相続放棄をしたら故人が入居していたアパートはどうなるか
1 賃貸借契約も相続の対象
被相続人が賃貸アパートに住んでいた場合、その賃貸借契約の対応が問題となります。
それというのも、賃貸借契約も相続の対象になるため、相続放棄をする以上はこれを勝手に解約したりはできないためです。
2 他に相続人がいるかどうか
上述のとおり、相続放棄をするのであれば、被相続人が住んでいたアパートには極力関与しないのが得策です。
特に、他に(相続放棄をしない)相続人がいる場合は、その相続人がアパートの賃貸借契約について対応すべき立場ということになりますので、以降の対応は任せるようにしましょう。
3 誰も相続人がいない場合
全員が相続放棄する等して誰も相続人がいない場合であっても、基本的にはその賃貸アパートの対応に関与する必要がないのは同じです。
もっとも、アパートの大家さんなどに対して、相続放棄しているから何も対応することができない旨伝えても、すんなりと理解してくれないということもあり得るでしょう。
その場合、相続放棄をしていても室内の清掃やごみの処分などをすることは可能です。
財産的価値があるものを誤って処分することがないように、例えば不要物を処理してくれる業者から“財産的価値のあるものはない”という旨一筆書いてもらった上で処分する等しておくと安心かもしれません。
なお、賃貸借契約の解除については相続人の立場でなければできないはずの手続ですので、相続放棄する場合は行ってはいけません。
大家さんから解除手続をとるよう求められるかもしれませんが、こちらからは解除できない旨伝えて、大家さん側から解除してもらうよう促すのがよいでしょう。
4 未払賃料や明渡し費用について
相続放棄する以上、アパートの未払賃料などが残っていたとしても、これを支払う義務はありません。

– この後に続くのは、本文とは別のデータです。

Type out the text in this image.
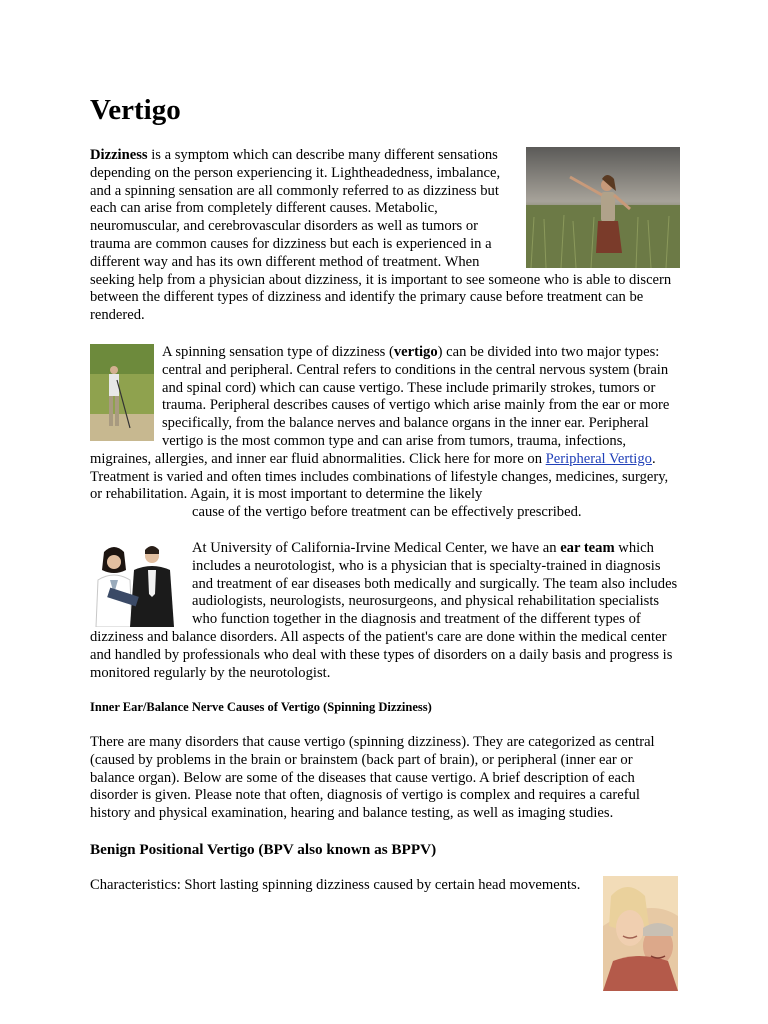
Vertigo
Dizziness is a symptom which can describe many different sensations depending on the person experiencing it. Lightheadedness, imbalance, and a spinning sensation are all commonly referred to as dizziness but each can arise from completely different causes. Metabolic, neuromuscular, and cerebrovascular disorders as well as tumors or trauma are common causes for dizziness but each is experienced in a different way and has its own different method of treatment. When seeking help from a physician about dizziness, it is important to see someone who is able to discern between the different types of dizziness and identify the primary cause before treatment can be rendered.
A spinning sensation type of dizziness (vertigo) can be divided into two major types: central and peripheral. Central refers to conditions in the central nervous system (brain and spinal cord) which can cause vertigo. These include primarily strokes, tumors or trauma. Peripheral describes causes of vertigo which arise mainly from the ear or more specifically, from the balance nerves and balance organs in the inner ear. Peripheral vertigo is the most common type and can arise from tumors, trauma, infections, migraines, allergies, and inner ear fluid abnormalities. Click here for more on Peripheral Vertigo. Treatment is varied and often times includes combinations of lifestyle changes, medicines, surgery, or rehabilitation. Again, it is most important to determine the likely
cause of the vertigo before treatment can be effectively prescribed.
At University of California-Irvine Medical Center, we have an ear team which includes a neurotologist, who is a physician that is specialty-trained in diagnosis and treatment of ear diseases both medically and surgically. The team also includes audiologists, neurologists, neurosurgeons, and physical rehabilitation specialists who function together in the diagnosis and treatment of the different types of dizziness and balance disorders. All aspects of the patient's care are done within the medical center and handled by professionals who deal with these types of disorders on a daily basis and progress is monitored regularly by the neurotologist.

Inner Ear/Balance Nerve Causes of Vertigo (Spinning Dizziness)

There are many disorders that cause vertigo (spinning dizziness). They are categorized as central (caused by problems in the brain or brainstem (back part of brain), or peripheral (inner ear or balance organ). Below are some of the diseases that cause vertigo. A brief description of each disorder is given. Please note that often, diagnosis of vertigo is complex and requires a careful history and physical examination, hearing and balance testing, as well as imaging studies.

Benign Positional Vertigo (BPV also known as BPPV)

Characteristics: Short lasting spinning dizziness caused by certain head movements.
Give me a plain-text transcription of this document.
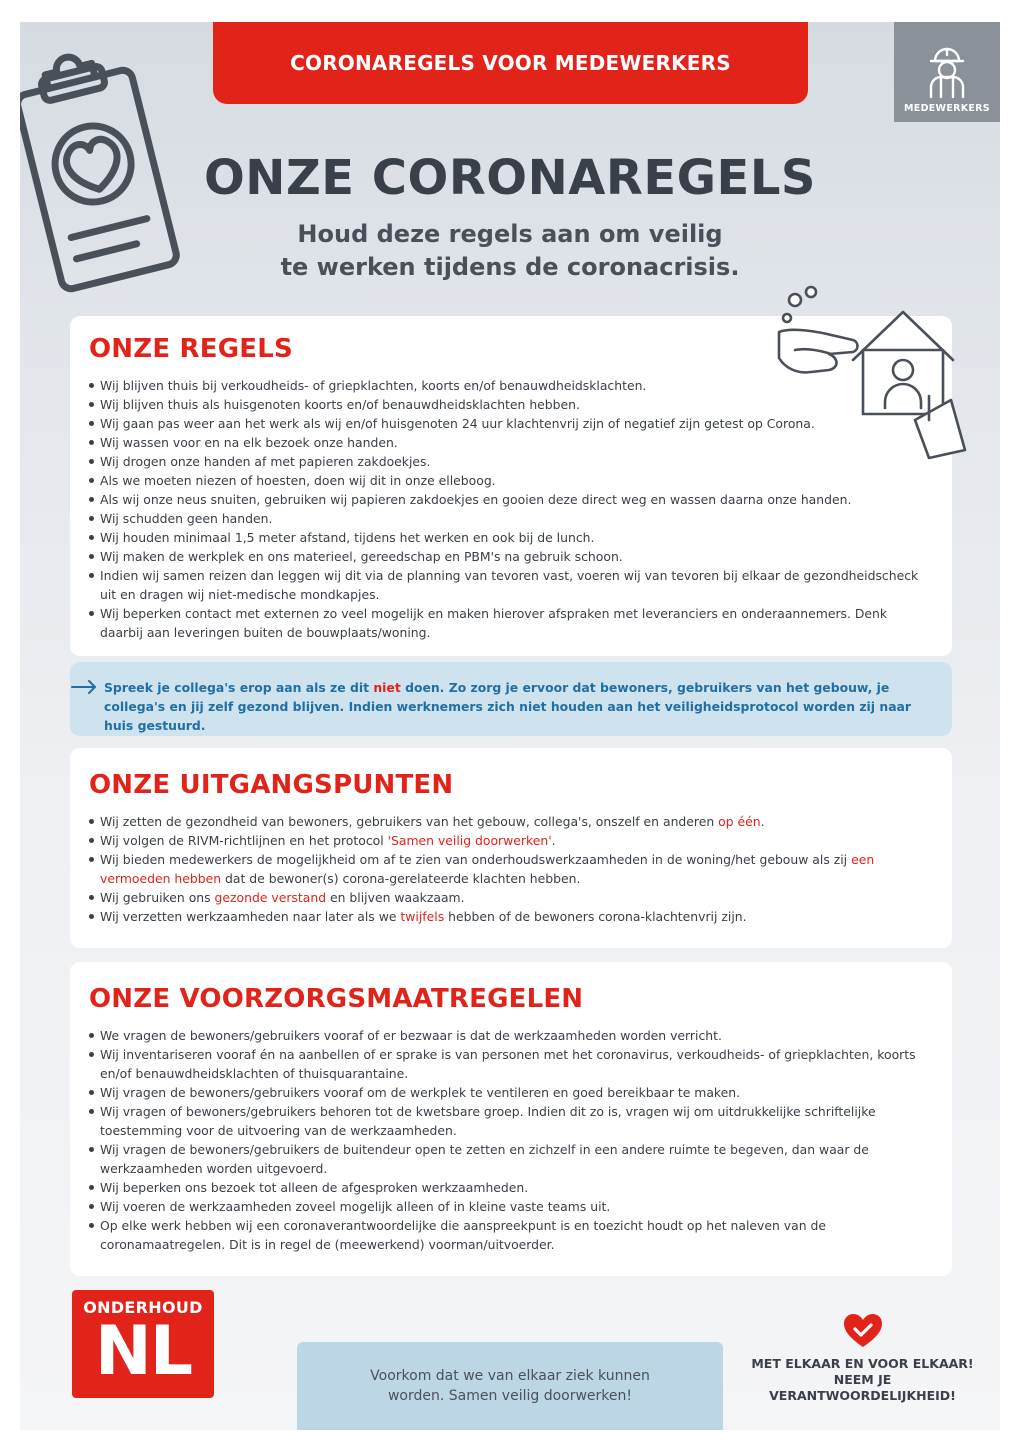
CORONAREGELS VOOR MEDEWERKERS
MEDEWERKERS
ONZE CORONAREGELS
Houd deze regels aan om veilig
te werken tijdens de coronacrisis.
ONZE REGELS
Wij blijven thuis bij verkoudheids- of griepklachten, koorts en/of benauwdheidsklachten.
Wij blijven thuis als huisgenoten koorts en/of benauwdheidsklachten hebben.
Wij gaan pas weer aan het werk als wij en/of huisgenoten 24 uur klachtenvrij zijn of negatief zijn getest op Corona.
Wij wassen voor en na elk bezoek onze handen.
Wij drogen onze handen af met papieren zakdoekjes.
Als we moeten niezen of hoesten, doen wij dit in onze elleboog.
Als wij onze neus snuiten, gebruiken wij papieren zakdoekjes en gooien deze direct weg en wassen daarna onze handen.
Wij schudden geen handen.
Wij houden minimaal 1,5 meter afstand, tijdens het werken en ook bij de lunch.
Wij maken de werkplek en ons materieel, gereedschap en PBM's na gebruik schoon.
Indien wij samen reizen dan leggen wij dit via de planning van tevoren vast, voeren wij van tevoren bij elkaar de gezondheidscheck uit en dragen wij niet-medische mondkapjes.
Wij beperken contact met externen zo veel mogelijk en maken hierover afspraken met leveranciers en onderaannemers. Denk daarbij aan leveringen buiten de bouwplaats/woning.
Spreek je collega's erop aan als ze dit niet doen. Zo zorg je ervoor dat bewoners, gebruikers van het gebouw, je collega's en jij zelf gezond blijven. Indien werknemers zich niet houden aan het veiligheidsprotocol worden zij naar huis gestuurd.
ONZE UITGANGSPUNTEN
Wij zetten de gezondheid van bewoners, gebruikers van het gebouw, collega's, onszelf en anderen op één.
Wij volgen de RIVM-richtlijnen en het protocol 'Samen veilig doorwerken'.
Wij bieden medewerkers de mogelijkheid om af te zien van onderhoudswerkzaamheden in de woning/het gebouw als zij een vermoeden hebben dat de bewoner(s) corona-gerelateerde klachten hebben.
Wij gebruiken ons gezonde verstand en blijven waakzaam.
Wij verzetten werkzaamheden naar later als we twijfels hebben of de bewoners corona-klachtenvrij zijn.
ONZE VOORZORGSMAATREGELEN
We vragen de bewoners/gebruikers vooraf of er bezwaar is dat de werkzaamheden worden verricht.
Wij inventariseren vooraf én na aanbellen of er sprake is van personen met het coronavirus, verkoudheids- of griepklachten, koorts en/of benauwdheidsklachten of thuisquarantaine.
Wij vragen de bewoners/gebruikers vooraf om de werkplek te ventileren en goed bereikbaar te maken.
Wij vragen of bewoners/gebruikers behoren tot de kwetsbare groep. Indien dit zo is, vragen wij om uitdrukkelijke schriftelijke toestemming voor de uitvoering van de werkzaamheden.
Wij vragen de bewoners/gebruikers de buitendeur open te zetten en zichzelf in een andere ruimte te begeven, dan waar de werkzaamheden worden uitgevoerd.
Wij beperken ons bezoek tot alleen de afgesproken werkzaamheden.
Wij voeren de werkzaamheden zoveel mogelijk alleen of in kleine vaste teams uit.
Op elke werk hebben wij een coronaverantwoordelijke die aanspreekpunt is en toezicht houdt op het naleven van de coronamaatregelen. Dit is in regel de (meewerkend) voorman/uitvoerder.
ONDERHOUD
NL	Voorkom dat we van elkaar ziek kunnen worden. Samen veilig doorwerken!
MET ELKAAR EN VOOR ELKAAR! NEEM JE VERANTWOORDELIJKHEID!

ただし、賃貸借契約の保証人になっている場合は別です。
相続放棄することで相続人としての支払義務はなくなりますが、元々もっている賃貸借契約の保証人の地位は相続放棄してもなくならないため、相続放棄をするか否かにかかわらず未払賃料等を支払わなければなりません。
この場合、賃貸借契約が終了するまで未払賃料が発生し続ける一方で、相続放棄する以上賃貸借契約を自分で解除することができないというジレンマを抱えることになってしまいますので、3で述べた大家さん側からの解除を速やかに行ってもらうようお願いしていくことになるでしょう。